In a move reminiscent of its Android playbook, Alphabet Inc. (GOOG) open sourced TensorFlow, its new machine learning system, this morning. In plain speech, this means that developers, researchers, and university students can use data from the company's cloud to research or develop custom applications for their products. 

In a post making the announcement, the Mountain View-based company stated that it used TensorFlow for everything "from speech recognition in the Google app, to (formulating) Smart Reply in Inbox, to search in Google Photos." The company further stated that it hoped to accelerate artificial intelligence so that "everyone from academic researchers, to engineers, to hobbyists can exchange ideas much more quickly, through working code rather than just research papers." The move makes sense for Google business-wise as well as it could turn into a licensing profit center for the company down the road.

But, the company may face two problems related to this initiative. 

Who Owns the Data? 

The first one relates to data ownership.

More precisely, who owns the final results of the manipulated data?

While open sourcing Amazon Machine Learning earlier this year, Inc. (AMZNsaid it would have read access to all data models created within its ecosystem. In addition, the service does not allow export or import of model data sets.  As Google's service scales and wide and varied data sets and models are created and used, there is a potential for wider misuse (and propagation) of incorrect data patterns. In the absence of clarification from the company, accountability may become a problem.

Closed and Open Ecosystems

The second one is related to competition and ecosystem. Android gained traction because it was working within the limited confines of a mobile ecosystem. Machine learning and artificial intelligence are fairly large ecosystems and span multiple industries and device genres. In that respect, Google faces increased competition from multiple ends. For example, Apple Inc. (AAPL) has snapped up AI companies in recent times. Similarly, Microsoft Corp. (MSFT) announced Azure Machine Learning, a similar initiative, earlier this year using capabilities available in Microsoft products, such as XBox and Bing. International Business Machines Corp. (IBM) also has Watson Analytics, which enables developers to use Watson's powerful engine.

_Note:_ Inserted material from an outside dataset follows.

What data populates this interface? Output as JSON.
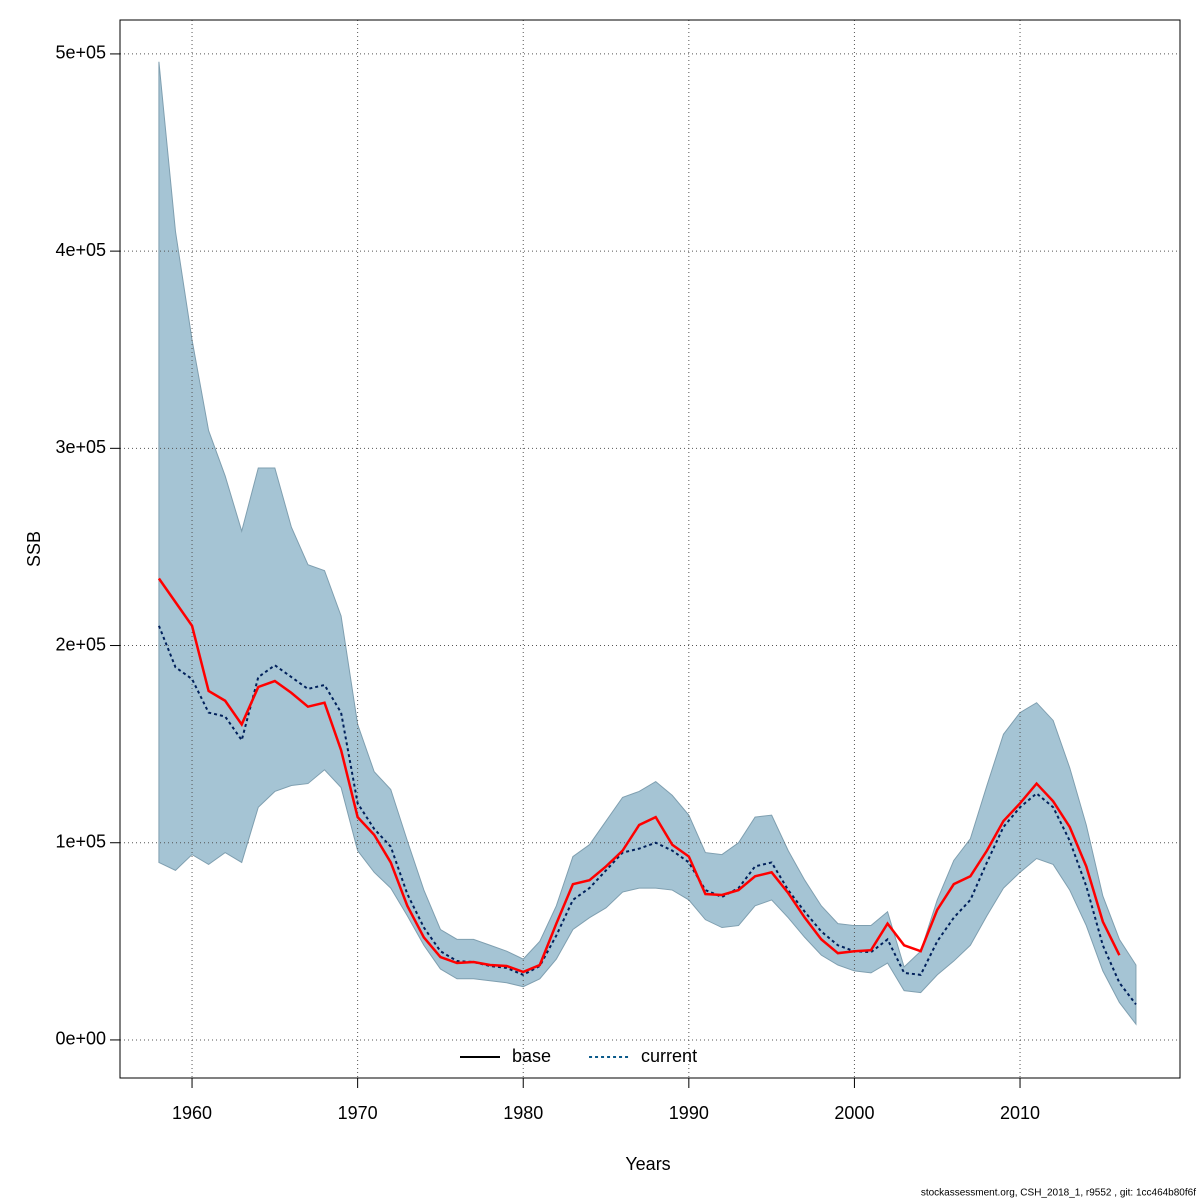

These companies work within closed ecosystems. In a hardware environment, an open operating system ecosystem can cause problems down the road, as Google discovered with bug fixes in Android. Given that deep learning spans multiple industries, the scope and extent of Google's competition and problems could multiply with an open source AI system. 

The Bottom Line  

Google's TensorFlow is a step in the right direction. Hopefully, the company has learned lessons from its Android experience (which has largely been successful) to better manage large open source ecosystems.